So we’re all painfully aware of the major challenges facing the residential real estate market right now, with homes of every shape, size, color and price available for the (relatively few) serious buyers out there who are still looking to buy real estate.
One thing we know pretty conclusively these days is that most buyers no longer drive the neighborhoods (at least initially), read the classified ad sections in newspapers or flip through those glossy magazines available at the local supermarket. No, these days you will find the vast majority of buyers clicking their mouses (er, mice?) to locate their next home. No secret there. But given this common knowledge, it is still amazing to me the staggering numbers of agents who put forth little to no effort in creating any kind of compelling online presence for their listings. It seems like the number of listings that have either no photos or really bad ones, bland and boring home descriptions, no virtual tours or video tours, etc. outnumber the well-represented homes online 20 to 1. With sooo many homes on the market these days, your listing had better really speak to buyers when they do come across it, or they quickly and effortlessly move on to the next one with a click of their mouse.

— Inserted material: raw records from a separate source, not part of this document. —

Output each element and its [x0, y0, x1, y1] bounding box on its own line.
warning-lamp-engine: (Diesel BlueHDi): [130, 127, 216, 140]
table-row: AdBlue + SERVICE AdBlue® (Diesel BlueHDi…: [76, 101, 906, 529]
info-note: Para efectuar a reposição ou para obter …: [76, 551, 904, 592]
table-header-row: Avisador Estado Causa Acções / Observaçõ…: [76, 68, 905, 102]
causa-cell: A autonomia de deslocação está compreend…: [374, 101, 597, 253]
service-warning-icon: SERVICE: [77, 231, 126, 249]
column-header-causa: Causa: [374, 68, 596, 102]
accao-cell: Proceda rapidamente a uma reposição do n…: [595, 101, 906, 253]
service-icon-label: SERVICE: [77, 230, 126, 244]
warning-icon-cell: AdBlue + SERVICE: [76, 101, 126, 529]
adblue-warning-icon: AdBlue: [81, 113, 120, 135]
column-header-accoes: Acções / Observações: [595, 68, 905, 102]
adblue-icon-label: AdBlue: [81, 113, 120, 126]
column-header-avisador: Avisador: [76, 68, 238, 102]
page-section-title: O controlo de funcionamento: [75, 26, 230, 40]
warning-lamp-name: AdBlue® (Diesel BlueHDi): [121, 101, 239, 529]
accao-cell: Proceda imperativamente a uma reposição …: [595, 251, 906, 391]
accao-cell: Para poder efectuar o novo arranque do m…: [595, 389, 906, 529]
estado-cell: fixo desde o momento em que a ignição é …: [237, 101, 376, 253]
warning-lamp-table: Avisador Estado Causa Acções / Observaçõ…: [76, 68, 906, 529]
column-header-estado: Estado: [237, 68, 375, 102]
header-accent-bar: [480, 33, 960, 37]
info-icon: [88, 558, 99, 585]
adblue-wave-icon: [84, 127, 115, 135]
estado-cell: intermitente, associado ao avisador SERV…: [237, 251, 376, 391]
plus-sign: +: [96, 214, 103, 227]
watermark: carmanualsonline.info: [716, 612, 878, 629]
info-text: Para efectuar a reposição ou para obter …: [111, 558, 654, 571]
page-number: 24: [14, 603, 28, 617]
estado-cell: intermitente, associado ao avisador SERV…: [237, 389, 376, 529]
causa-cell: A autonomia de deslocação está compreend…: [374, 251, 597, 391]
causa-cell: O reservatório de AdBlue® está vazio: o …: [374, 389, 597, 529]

I’ve decided to go with a shopping analogy here. Just a few short years ago when the demand for homes was high, homes on the market were not unlike a limited-supply specialty item sold at an exclusive retailer (recent items like the iPhone and the Wii come to mind). From time to time there is great demand for an item that is in limited supply, whether or not that scarcity is organic or engineered by the company through controlled production. But regardless of the reason for the high demand, people will react the same. They are willing to stand in line at the stores, pay premiums, get on waiting lists, etc. etc. Of course, they have to be able to pay for an item they buy, and the good old banking system in the USA made sure that buying these items was possible for almost anyone through easy credit. We’ll roll all of these lenders/banks/credit card companies into one aggregate person, and we’ll call him “Marvin Moneybags”.
So what happens when dozens of other companies come out with competing products and manufacture them in bulk, so that the supply easily outpaces demand causing prices to plummet, and consumers suddenly have dozens of choices? We’ll just imagine that instead of a few specialty retailers offering a limited supply of these high demand products to a long line of buyers, that now a huge warehouse store (we’ll call it “CostMart”) is full of these products and competing products of every shape, size, color and price, now stacked floor to ceiling. The line of buyers has disappeared because even though these items are much more affordable now, Marvin Moneybags has lent out all of his money and so much of it didn’t come back in (loans and credit card payments in default) that he can’t/won’t lend any more. Now there are just a few buyers who can buy, and maybe they wander through the door to see what’s available. They are overwhelmed with the sheer amount of products they see. Every shape, size, color, function, etc. they could ever imagine even having a need for is here. How do they choose just one? Well, for starters, they should be able to pick it up off of the shelf. Buyers are far more likely to buy if they can view it from every angle, touch it, try it, learn about everything it has to offer. Now remember that there are so many of these things for sale that they are stacked all of the way to the ceiling. Waaay up there on the top shelves are products that could be every bit as shiny, cool, functional and attractively priced as the products that can be easily taken off of the shelf to be examined. Now a buyer could go around the store and see if they can find a ladder in order to get up to those higher shelves, but with so many attractive products within arm’s reach, why would they bother?
So imagine your listings are products that are being offered for sale along with everyone else’s products at your local CostMart. Although your “products” are somewhat unique, you still are offering something that is stacked floor to ceiling in every aisle of this massive store. How are you going to sell your “products” when buyers have so many others to choose? Well, for starters, you can make sure your “products” are not up on those high shelves, only accessible by the few (if any) buyers who will take the trouble to go “find a ladder”.
While you cannot control which “products” buyers will take off of the shelf, you can make sure that yours are within arm’s reach, so a potential buyer can take it off of the shelf, look at it from every angle, learn about it, and “feel it” emotionally. So just how do you make sure of this when your buyer wants all of this without leaving their easy chair? Make sure you ALWAYS post lots of good pictures (preferably shot by a professional like myself), and at least one (if not all) of the following: a virtual tour, a video tour, and a single property website. This not only brings your “products” down within arm’s reach and eye-level, but also makes them scream out, “ooh pick ME, pick ME!!”.
There are a lot of technology options out there these days at every budget (some even free) so why would you not use these things to market your listings? It’s also important to write a compelling description of the home that speaks to buyers and paints a vivid picture in their mind of what is unique and appealing about this home, but I’ll save the specifics of that for a future entry. For now, just make sure that your “products” and are readily available for the shoppers to “pluck off of the shelf” by giving them the compelling information and imagery they seek online, and you’ll have a much better chance of a buyer heading to the check-out lane with your “product” under their arm.